No more of this.  She'd tried stillness, she'd tried argument, she'd tried expulsion.  Now there was only one option left: fight poison with poison.  She'd taken General Studies: she knew what mother's ruin was.

"Inability to say no to pleas for a Nintendo?"

"Shut up and take this."

"Oh, yes.  Very council estate."

She swigged again.

"Isn't St. Emilion a little upmarket for this area?  I'd have expected you to be on the Special Brew by now."

"With a carton of JPS?  Don't tempt me."  That was better.  He was fading, becoming fainter, making her feel more normal….

Keys in the front door.  "Oh no."

He knelt beside the settee.  "Not again, love.  Are you all right?"

"No…"

He stroked her hair.  "You will be.  –This stuff isn’t good for the baby, you know."

"I know."

Pause.

"D'you want a cup of…tea?"

She bit her lip.  "I feel stupid."

"You're not.  You just … made a mistake."

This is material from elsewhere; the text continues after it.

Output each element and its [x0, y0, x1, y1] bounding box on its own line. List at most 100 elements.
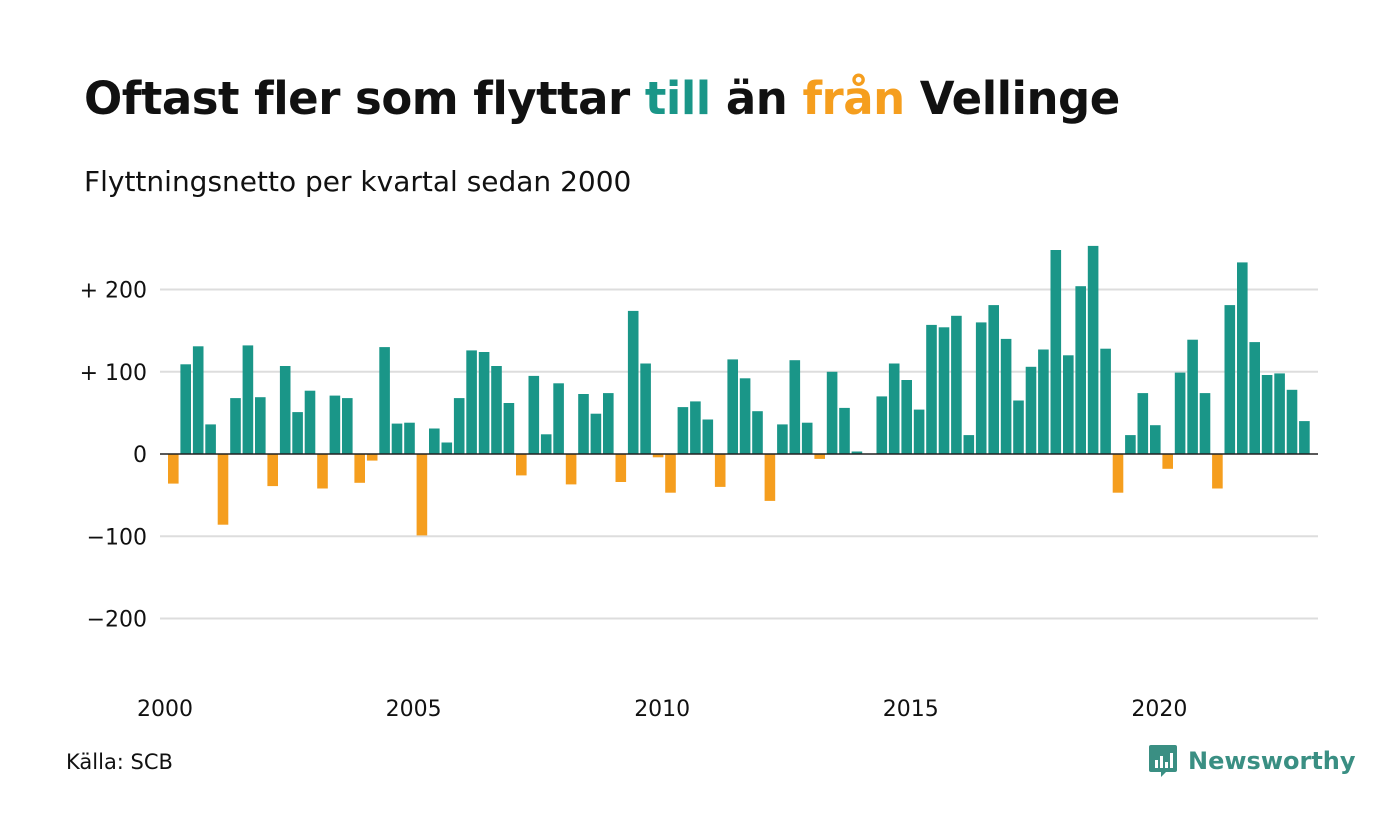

Suddenly the room went bright and sharp, as if everything had leapt a foot nearer.  "What?"  She struggled to sit up.  "What are you saying?"

He ducked back.  "Steady on!  I mean, the job.  You've given so much to it that you're completely worn out.  No wonder you're not feeling your best."

"I'm going insane."

"No, you're not."  He rubbed her knees.  "It's just a shock to be on your own all day after the hectic pace of working for the ridiculously strenuous public sector.  Stay there, I'll make you some tea."

"Your work's not exactly cushy either," she allowed.  "How was the fourth form?"

"Hellish, naturally.  They've learned how to sabotage the experiments, the little devils.  Come on, up with you and let's have that tea."

The feeling of invasion was sliding away.  Sasha stood up and looked around the room.  "I'm okay now.  I'll have coffee, thanks."